6. The question recommendation method of claim 5, wherein said calculating a similarity between the target field and the respective other fields according to the co-occurrence matrix comprises:

extracting field vectors of the target fields and field vectors of each other field from the co-occurrence matrix respectively, wherein each element of the field vectors is the times of the common occurrence of the corresponding field and each field in the field data table in the same historical question sentence of the user;

and respectively calculating cosine similarity between the field vector of the target field and the field vectors of each other field to obtain the similarity between the target field and each other field.

7. The question recommendation method according to claim 5 or 6, after constructing a co-occurrence matrix from the historical question sentences, further comprising:

determining a field with the most times which appears in the same historical question sentence of the user together with the target field in the field data table according to the co-occurrence matrix;

and selecting the field with the most times, and replacing the target field in the first question sentence to obtain a recommended third question sentence.

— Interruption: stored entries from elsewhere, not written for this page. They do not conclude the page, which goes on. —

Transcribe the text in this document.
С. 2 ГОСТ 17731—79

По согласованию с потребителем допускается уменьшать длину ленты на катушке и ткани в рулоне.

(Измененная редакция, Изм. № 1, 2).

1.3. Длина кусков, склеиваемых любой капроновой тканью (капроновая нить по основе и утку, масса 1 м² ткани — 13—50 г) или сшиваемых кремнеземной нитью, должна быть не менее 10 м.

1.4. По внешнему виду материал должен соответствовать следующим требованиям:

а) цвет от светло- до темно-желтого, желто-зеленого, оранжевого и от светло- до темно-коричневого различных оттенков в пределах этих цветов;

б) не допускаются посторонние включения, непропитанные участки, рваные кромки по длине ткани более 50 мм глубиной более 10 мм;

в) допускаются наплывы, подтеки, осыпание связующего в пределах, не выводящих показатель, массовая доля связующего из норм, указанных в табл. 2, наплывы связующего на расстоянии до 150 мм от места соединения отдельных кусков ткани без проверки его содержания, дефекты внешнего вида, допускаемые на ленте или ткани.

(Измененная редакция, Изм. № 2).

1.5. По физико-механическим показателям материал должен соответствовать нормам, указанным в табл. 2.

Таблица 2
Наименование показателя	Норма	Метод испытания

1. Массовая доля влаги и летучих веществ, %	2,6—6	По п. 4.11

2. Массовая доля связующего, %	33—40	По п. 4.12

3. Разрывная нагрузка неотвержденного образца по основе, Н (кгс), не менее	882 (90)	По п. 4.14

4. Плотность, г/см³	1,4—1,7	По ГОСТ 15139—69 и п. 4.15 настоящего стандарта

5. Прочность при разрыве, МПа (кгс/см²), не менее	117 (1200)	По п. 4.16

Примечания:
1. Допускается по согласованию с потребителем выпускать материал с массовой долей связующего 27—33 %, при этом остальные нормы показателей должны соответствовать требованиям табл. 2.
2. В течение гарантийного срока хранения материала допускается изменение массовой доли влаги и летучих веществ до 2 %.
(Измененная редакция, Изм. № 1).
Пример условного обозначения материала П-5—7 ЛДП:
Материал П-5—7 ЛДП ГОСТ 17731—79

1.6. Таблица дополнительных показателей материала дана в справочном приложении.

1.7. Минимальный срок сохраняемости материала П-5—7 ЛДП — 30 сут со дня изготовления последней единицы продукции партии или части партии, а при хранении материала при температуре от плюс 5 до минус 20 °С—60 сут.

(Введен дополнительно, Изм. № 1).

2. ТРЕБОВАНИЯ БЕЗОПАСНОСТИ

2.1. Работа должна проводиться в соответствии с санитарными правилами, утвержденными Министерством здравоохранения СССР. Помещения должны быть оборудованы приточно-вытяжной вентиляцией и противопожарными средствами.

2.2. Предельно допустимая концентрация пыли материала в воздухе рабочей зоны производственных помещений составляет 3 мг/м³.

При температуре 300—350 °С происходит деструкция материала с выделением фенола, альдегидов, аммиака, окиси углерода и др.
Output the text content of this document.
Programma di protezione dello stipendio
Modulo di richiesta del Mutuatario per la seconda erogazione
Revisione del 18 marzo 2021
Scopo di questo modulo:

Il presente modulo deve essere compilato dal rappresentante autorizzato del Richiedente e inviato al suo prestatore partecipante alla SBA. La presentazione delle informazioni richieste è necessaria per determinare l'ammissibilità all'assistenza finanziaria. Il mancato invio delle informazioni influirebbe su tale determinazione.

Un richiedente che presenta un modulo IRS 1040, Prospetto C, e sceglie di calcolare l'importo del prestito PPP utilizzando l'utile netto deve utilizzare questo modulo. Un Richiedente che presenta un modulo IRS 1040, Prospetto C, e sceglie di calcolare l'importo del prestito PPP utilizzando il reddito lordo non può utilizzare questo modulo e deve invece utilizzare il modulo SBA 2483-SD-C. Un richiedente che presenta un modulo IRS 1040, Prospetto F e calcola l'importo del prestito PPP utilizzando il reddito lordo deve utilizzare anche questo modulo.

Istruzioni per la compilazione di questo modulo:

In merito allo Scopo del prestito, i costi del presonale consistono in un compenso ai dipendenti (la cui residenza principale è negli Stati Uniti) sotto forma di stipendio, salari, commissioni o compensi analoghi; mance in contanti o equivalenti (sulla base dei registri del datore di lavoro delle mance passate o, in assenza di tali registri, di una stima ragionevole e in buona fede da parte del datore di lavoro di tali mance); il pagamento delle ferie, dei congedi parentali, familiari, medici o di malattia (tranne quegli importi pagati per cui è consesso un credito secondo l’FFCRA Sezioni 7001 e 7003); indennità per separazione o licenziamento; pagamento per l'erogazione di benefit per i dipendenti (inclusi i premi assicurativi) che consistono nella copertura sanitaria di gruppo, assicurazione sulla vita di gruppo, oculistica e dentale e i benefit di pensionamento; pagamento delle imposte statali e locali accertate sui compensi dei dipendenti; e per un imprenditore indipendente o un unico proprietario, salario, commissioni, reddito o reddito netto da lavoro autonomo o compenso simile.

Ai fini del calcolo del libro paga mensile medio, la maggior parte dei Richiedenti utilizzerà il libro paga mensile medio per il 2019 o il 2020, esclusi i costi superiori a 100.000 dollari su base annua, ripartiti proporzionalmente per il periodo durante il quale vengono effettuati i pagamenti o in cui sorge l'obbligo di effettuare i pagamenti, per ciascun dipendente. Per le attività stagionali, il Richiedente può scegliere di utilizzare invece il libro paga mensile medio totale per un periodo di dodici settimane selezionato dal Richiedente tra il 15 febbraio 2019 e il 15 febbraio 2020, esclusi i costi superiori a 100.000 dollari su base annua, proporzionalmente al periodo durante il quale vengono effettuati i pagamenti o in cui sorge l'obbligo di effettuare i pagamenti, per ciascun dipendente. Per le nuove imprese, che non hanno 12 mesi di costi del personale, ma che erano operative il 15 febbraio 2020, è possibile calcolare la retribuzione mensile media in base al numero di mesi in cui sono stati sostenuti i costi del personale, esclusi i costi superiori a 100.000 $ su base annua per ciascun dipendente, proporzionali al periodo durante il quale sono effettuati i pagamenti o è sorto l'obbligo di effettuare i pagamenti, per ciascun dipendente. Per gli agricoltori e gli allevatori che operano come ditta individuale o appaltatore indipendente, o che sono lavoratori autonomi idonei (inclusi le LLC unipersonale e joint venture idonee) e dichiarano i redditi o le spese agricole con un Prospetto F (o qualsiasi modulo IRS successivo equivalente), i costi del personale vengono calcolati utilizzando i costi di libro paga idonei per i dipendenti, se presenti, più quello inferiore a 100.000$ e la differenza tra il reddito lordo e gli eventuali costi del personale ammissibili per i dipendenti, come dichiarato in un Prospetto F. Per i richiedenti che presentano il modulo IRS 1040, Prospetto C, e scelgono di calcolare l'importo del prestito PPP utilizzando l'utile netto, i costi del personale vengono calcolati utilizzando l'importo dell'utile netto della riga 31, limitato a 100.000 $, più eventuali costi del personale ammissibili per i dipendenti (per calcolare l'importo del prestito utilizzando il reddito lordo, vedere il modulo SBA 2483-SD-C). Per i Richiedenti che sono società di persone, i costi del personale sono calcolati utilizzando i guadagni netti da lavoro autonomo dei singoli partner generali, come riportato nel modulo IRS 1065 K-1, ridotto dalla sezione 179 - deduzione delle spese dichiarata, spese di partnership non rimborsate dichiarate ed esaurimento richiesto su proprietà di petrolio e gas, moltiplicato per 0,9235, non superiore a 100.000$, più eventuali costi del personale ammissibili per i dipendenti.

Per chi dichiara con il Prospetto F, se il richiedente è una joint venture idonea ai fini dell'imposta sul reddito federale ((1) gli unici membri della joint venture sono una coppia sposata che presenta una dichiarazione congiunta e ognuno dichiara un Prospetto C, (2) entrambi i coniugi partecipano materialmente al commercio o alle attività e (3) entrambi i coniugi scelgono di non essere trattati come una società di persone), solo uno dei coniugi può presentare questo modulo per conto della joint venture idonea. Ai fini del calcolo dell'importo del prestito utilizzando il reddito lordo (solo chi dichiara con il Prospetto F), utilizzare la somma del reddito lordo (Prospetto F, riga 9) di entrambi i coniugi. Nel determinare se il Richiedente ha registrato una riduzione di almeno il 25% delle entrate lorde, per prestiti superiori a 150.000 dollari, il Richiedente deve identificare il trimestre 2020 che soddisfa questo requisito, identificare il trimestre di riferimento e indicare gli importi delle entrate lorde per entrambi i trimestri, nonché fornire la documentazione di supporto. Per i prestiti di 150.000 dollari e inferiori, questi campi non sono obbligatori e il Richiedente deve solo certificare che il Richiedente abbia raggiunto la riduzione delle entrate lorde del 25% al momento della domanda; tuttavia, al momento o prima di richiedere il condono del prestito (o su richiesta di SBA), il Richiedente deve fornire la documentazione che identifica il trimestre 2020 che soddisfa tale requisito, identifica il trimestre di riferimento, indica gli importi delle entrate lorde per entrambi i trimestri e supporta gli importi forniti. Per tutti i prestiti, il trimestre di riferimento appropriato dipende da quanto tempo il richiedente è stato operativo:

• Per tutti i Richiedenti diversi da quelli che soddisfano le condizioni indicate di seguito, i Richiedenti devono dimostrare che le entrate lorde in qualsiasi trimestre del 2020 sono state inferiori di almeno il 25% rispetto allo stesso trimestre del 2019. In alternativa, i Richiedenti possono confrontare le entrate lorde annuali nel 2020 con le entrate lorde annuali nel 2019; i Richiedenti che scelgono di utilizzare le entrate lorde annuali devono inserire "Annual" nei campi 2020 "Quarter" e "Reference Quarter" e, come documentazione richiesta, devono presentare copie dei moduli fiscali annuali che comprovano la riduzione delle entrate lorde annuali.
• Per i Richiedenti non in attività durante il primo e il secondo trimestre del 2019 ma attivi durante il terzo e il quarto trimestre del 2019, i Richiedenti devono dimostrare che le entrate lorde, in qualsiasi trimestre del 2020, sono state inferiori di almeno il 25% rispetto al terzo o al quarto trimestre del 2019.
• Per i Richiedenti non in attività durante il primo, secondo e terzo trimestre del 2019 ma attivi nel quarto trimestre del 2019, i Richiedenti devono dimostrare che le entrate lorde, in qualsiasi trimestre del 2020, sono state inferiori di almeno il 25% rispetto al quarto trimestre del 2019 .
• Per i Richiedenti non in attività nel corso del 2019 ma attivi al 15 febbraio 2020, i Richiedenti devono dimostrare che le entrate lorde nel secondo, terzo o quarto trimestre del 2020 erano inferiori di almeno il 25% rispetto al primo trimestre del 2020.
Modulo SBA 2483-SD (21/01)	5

8. A question recommendation apparatus based on field similarity calculation, comprising:

the question acquisition module is used for acquiring an input first question sentence;

the word segmentation module is used for carrying out word segmentation on the first question sentence and extracting each field contained in the first question sentence;

the field comparison module is used for comparing each field with fields in a field data table which is constructed in advance one by one, finding out the same fields of each field and the field data table and determining the same fields as target fields;

the field similarity calculation module is used for calculating the similarity between the target field and each other field except the target field in the field data table;

and the question recommending module is used for selecting the field with the highest similarity in the other fields, and replacing the target field in the first question sentence to obtain a recommended second question sentence.

9. A computer-readable storage medium, in which a computer program is stored which, when being executed by a processor, carries out the steps of the question recommendation method as claimed in any one of claims 1 to 7.

10. A server comprising a memory, a processor and a computer program stored in the memory and executable on the processor, characterized in that the processor implements the steps of the problem recommendation method according to any one of claims 1 to 7 when executing the computer program.